Behind the Burly Q

Revealing doc tells all about the sassy gals of the vaudeville stage

Behind the Burly Q

GRADE: A-

Burlesque is about the tease, but this fast-moving yet bittersweet documentary about the golden age of peek-a-boo gets right down to the business of uncovering the trade's dirty secrets. The quaintly bawdy art form, which thrived from the 1920s to the mid-'60s, was a traveling hybrid entertainment revue, which one talking head calls vaudeville "with bare bosoms and chorus girls."

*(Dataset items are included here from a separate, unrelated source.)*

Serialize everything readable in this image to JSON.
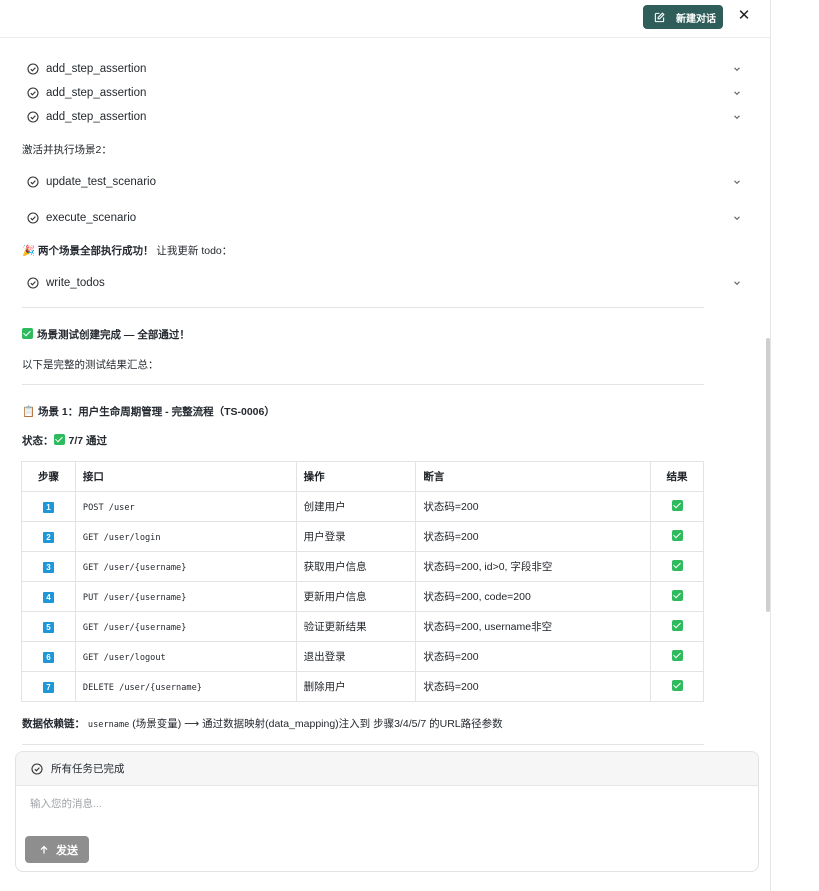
{
  "header": {
    "new_chat_label": "新建对话",
    "close_glyph": "✕"
  },
  "tools": {
    "assert1": "add_step_assertion",
    "assert2": "add_step_assertion",
    "assert3": "add_step_assertion",
    "update": "update_test_scenario",
    "execute": "execute_scenario",
    "todos": "write_todos"
  },
  "messages": {
    "activate": "激活并执行场景2：",
    "success_emoji": "🎉",
    "success_bold": "两个场景全部执行成功！",
    "success_rest": "让我更新 todo：",
    "complete_title": "场景测试创建完成 — 全部通过！",
    "summary_intro": "以下是完整的测试结果汇总：",
    "scenario_emoji": "📋",
    "scenario_title": "场景 1：用户生命周期管理 - 完整流程（TS-0006）",
    "status_label": "状态：",
    "status_value": "7/7 通过",
    "dep_label": "数据依赖链：",
    "dep_code": "username",
    "dep_text": "(场景变量) ⟶ 通过数据映射(data_mapping)注入到 步骤3/4/5/7 的URL路径参数"
  },
  "table": {
    "headers": {
      "step": "步骤",
      "api": "接口",
      "op": "操作",
      "assert": "断言",
      "result": "结果"
    },
    "rows": [
      {
        "n": "1",
        "api": "POST /user",
        "op": "创建用户",
        "assert": "状态码=200",
        "passed": true
      },
      {
        "n": "2",
        "api": "GET /user/login",
        "op": "用户登录",
        "assert": "状态码=200",
        "passed": true
      },
      {
        "n": "3",
        "api": "GET /user/{username}",
        "op": "获取用户信息",
        "assert": "状态码=200, id>0, 字段非空",
        "passed": true
      },
      {
        "n": "4",
        "api": "PUT /user/{username}",
        "op": "更新用户信息",
        "assert": "状态码=200, code=200",
        "passed": true
      },
      {
        "n": "5",
        "api": "GET /user/{username}",
        "op": "验证更新结果",
        "assert": "状态码=200, username非空",
        "passed": true
      },
      {
        "n": "6",
        "api": "GET /user/logout",
        "op": "退出登录",
        "assert": "状态码=200",
        "passed": true
      },
      {
        "n": "7",
        "api": "DELETE /user/{username}",
        "op": "删除用户",
        "assert": "状态码=200",
        "passed": true
      }
    ]
  },
  "composer": {
    "status_text": "所有任务已完成",
    "placeholder": "输入您的消息...",
    "send_label": "发送"
  },
  "colors": {
    "brand": "#2f5d5a",
    "success": "#2dbb5d",
    "step_badge": "#1e96d8",
    "send_disabled": "#8e8e8e"
  }
}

Bells and whistles aside, the girls were the star attraction, and the film trots out some of the era's leading ladies, such as Blaze Starr, Tempest Storm and Dixie Evans, who dish on the comics, celebrities, mafiosi and even politicians (JFK got around it seems) who frequented their shows and dressing rooms. These feisty old gals still cling vividly to the backstage catfights and bitter rivalries (apparently nobody could stand Gypsy Rose Lee) of decades past, and also the joys and heartaches of their frantic lifestyle. Some of the most insightful comments come from an unlikely source, famous nice guy Alan Alda, whose father Robert toured the circuit as a comedian. If the film is too scattershot and disjointed to be definitive, it is a nice primer on the vintage age of va-va-voom, and when your girlfriend wants to take a pole dancing exercise class, you'll know which pioneers to thank.

Showing at the Detroit Film Theatre (inside the DIA, 5200 Woodward Ave., Detroit; 313-833-3237), at 4 p.m. on Saturday, Oct. 9. Director Leslie Zemeckis to introduce this screening in person.